Management by exception is the practice of focusing only on those things that went wrong, and not concerning yourself with what went well or according to plan.

And it’s a terrible leadership tool.

Yet, in organizations across the land, managers (not leaders) focus on the negative, the mistakes, and the errors, rarely reinforcing what went right or great. Or on the remarkable.

My daughter started playing Field Hockey for the first time this year as a Freshman in High School. While she’s played soccer for many years, this is a new sport with new equipment and new rules. So as you might guess, there’s plenty of room for mistakes.

A few days ago she scored her first goal. After the game, the coach could have taken the opportunity tell each player what she did wrong, focusing only on the errors. Instead, she gave out a small, sparkly sticker in the shape of a star for the girls who scored goals and told them to put the stickers on their hockey sticks. No mention of mistakes – just reinforcement of what went right and public recognition of an important achievement in the game – scoring goals.

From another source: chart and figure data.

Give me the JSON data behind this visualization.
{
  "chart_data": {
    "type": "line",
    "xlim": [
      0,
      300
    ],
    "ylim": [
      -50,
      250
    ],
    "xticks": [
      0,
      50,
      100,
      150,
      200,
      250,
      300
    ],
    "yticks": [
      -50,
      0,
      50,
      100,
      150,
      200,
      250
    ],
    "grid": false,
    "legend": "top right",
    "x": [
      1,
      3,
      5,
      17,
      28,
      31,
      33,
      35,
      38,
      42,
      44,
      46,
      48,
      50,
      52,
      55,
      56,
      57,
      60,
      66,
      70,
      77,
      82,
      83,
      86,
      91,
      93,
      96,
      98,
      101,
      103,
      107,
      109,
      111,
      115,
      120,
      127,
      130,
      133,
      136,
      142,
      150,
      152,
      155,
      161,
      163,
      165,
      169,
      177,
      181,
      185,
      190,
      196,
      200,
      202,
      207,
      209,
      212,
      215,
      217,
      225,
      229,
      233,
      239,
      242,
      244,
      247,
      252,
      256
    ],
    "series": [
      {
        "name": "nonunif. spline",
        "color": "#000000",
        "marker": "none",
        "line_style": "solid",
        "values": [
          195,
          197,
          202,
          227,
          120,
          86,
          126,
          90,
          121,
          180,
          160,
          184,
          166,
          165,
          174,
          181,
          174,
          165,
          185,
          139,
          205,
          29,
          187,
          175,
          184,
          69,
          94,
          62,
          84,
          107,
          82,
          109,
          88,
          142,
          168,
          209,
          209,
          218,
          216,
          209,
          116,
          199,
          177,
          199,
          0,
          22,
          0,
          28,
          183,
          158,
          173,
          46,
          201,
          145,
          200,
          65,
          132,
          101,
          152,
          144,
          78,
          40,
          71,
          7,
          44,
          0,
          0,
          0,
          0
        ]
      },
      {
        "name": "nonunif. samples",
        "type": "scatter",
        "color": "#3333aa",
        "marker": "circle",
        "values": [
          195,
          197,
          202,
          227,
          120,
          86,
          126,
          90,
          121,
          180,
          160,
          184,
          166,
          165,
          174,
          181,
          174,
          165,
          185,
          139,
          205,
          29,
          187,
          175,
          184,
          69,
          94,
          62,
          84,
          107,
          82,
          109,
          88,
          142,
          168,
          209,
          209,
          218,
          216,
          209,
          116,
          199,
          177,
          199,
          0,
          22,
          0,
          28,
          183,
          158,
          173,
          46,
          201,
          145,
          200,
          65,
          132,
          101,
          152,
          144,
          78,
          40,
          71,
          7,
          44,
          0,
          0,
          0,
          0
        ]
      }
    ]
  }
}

With this little gesture, my daughter was on Cloud Nine. She skipped all the way to the car and told everyone of her accomplishment and the sticker that went along with it. In the process, other girls on the team resolved to get a sticker of their own. She posted it on Facebook and friends and family jumped in with congratulations.

Now, she wants more stickers. And to get them, she knows she must score more goals.

So the next time you feel the urge to be a Bitter Bart or Debbie Downer by nit-picking some small thing with your staff, think about the consequence. Will that really motivate her to do better? Sure, big mistakes should be addressed early and often. But we know the majority of these things are usually inconsequential and won’t matter in a week.

And please, let’s make this “management by exception” thing a thing of the past.

Have you ever been managed by exception? How did it make you feel?